Your Open Data is not open enough


Many governments have made concessions in opening access to their data under the public pressure. Such data stores contain data of different governmental branches like procurement docs, statistics, registers, etc. This article is not about government transparency or Open Data censorship. It is about quality and usefulness of public data for using in real applications and my personal vision of how an Open Data future would look like.

The most comprehensive and mature Open Data concept interpretation is Open Knowledge’s definition, that determines such properties as open licenses or format. But does it mean that data is quality and suitable to rely on this data in your real-time applications and services?

Definitely not.

To evaluate the current situation, I compared two Open Data portals: Ukrainian Open Data and Berlin’s. These examples allow to define Open Data development vector and identify final look of really “useful” Open Data.

In 2015 Ukraine rapidly began to make up for missed years in governmental informatization, online presence and transparency. As a result, a DKAN-based Open Data portal appeared. The portal is very illustrative for young Open Data initiatives and has the following flaws:

  1. Unstructured data
    Most of the data is distributed in such formats as doc, pdf and xls. These formats are difficult to operate with, and there is a high probability that the next file from the same provider of the same purpose will have entirely different structure. Moreover, Adobe Flash SWF, FLV files, that are almost unsuitable for processing are allowed by law too.
  2. Out-of-date data
    Every data that has not been collected from the system at the time of the request is potentially irrelevant. The vast amount of data on the site was uploaded manually. This approach will never ensure data relevance. Every moment you can’t have confidence that the data is up-to-date.
  3. Data redundancy
    Ukrainian Open Data portal is a sort of governmental “Dropbox” for the Open Data law implementation. Almost each file there has at least 2 copies: on storage server and in place it has been generated (e.g. an internal application’s database) or it is used.
  4. Lack of data scheme
    Even structured data types require their structure definition. It is not enough to generate the XML file. The integrity of such data can not be verified and it’s hard to react to their changes.

It’s challenging to use Ukrainian Open Data for data-mining since it is heavily unstructured. The lack of data relevance insurance makes them completely unsuitable for using in real-time applications.

Germany, Berlin
CKAN-based Berlin’s Open Data platform appeared in 2011. As of this writing, the vast majority of data has been presented as data interfaces (REST endpoints), that provide structured JSON, XML data in documented message format.

Berlin portal is much more mature and devoid of 1–3 flaws of Ukrainian Open Data portal. However, even though the response message format has constant and documented structure, response body can have arbitrary content and there‘s no way to validate this data.
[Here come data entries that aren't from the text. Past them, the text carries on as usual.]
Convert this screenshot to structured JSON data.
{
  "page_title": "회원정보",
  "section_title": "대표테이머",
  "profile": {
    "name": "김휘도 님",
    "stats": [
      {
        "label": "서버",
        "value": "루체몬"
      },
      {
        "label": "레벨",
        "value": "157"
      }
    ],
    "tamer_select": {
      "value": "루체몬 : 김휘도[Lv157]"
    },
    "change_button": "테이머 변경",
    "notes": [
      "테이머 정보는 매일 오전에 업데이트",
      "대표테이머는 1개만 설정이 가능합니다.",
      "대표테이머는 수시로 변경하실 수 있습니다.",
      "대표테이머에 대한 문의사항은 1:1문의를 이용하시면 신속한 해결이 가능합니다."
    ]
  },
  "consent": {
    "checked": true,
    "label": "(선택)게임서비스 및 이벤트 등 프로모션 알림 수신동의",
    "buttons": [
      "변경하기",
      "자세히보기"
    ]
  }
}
Nevertheless, it‘s a good example of how Open Data must be handled and delivered. Your applications may rely on this data and have a confidence that data is reliable, structured and up-to-date.

Open data is a great step toward ensuring openness and transparency in government. But it is useless if the civic hacker can’t work with them. Do not concentrate only on making the data open, but also on the way you deliver it.

Back to the Open Data development vector, its end point is clearly visible and I call it the concept of Open Data Streams:

Open Data Streams properties

Open Data Streams is a decentralized and machine-readable Open Data, characterized by the following properties:

  1. Decentralized data
    It is necessary to move away from the concept of “provider gives Open Data” to the concept of “provider is open”. Each provider must open their application programming interfaces for their data information systems and it’s their responsibility to ensure data integrity and relevance. Consequently, there’s no need for the central data warehouse, instead, it becomes a catalog of information sources.
  2. RESTful
    It is fast, efficient and straightforward. REST has been created exactly for this — accessing the information resources.
  3. Real-time data
    The data source must be an interface for an internal application the requested service uses to generate this data. The system must provide data that is up-to-date at the time of the request.
  4. Structured
    A truly open data what is easy to handle. Therefore, data must be distributed exclusively in structured formats such as JSON, XML or YAML.
  5. Documented
    The data structure must be documented. If your data is in structured form, it does not mean that the data is already self-explained. Do offer data structure documentation and its individual properties for your customers.
  6. Validatable
    The data you provide must be accompanied by machine-readable structure specification, which will allow to verify integrity and accuracy of published data. XSD scheme for XML or for JSON is just enough. This also can be combined with #5 as many data schemes allow not only to describe the structure itself, but also to document its properties.
  7. Versioned
    A good API is versioned. When it is necessary to make changes in data format, make sure you don’t break a contract between data consumers and old format. This could have a destructive effect on the applications of your customers.

Open Data Streams is easily accessible & processable data— an integral part of the Government as a Service concept.

Open Data is the fuel for innovation in e-government. However, the data should not be only open, but also has to be reliable, real-time, validatable and easy to handle. It will allow developers to implement new roll in the development of modern society on the top of them.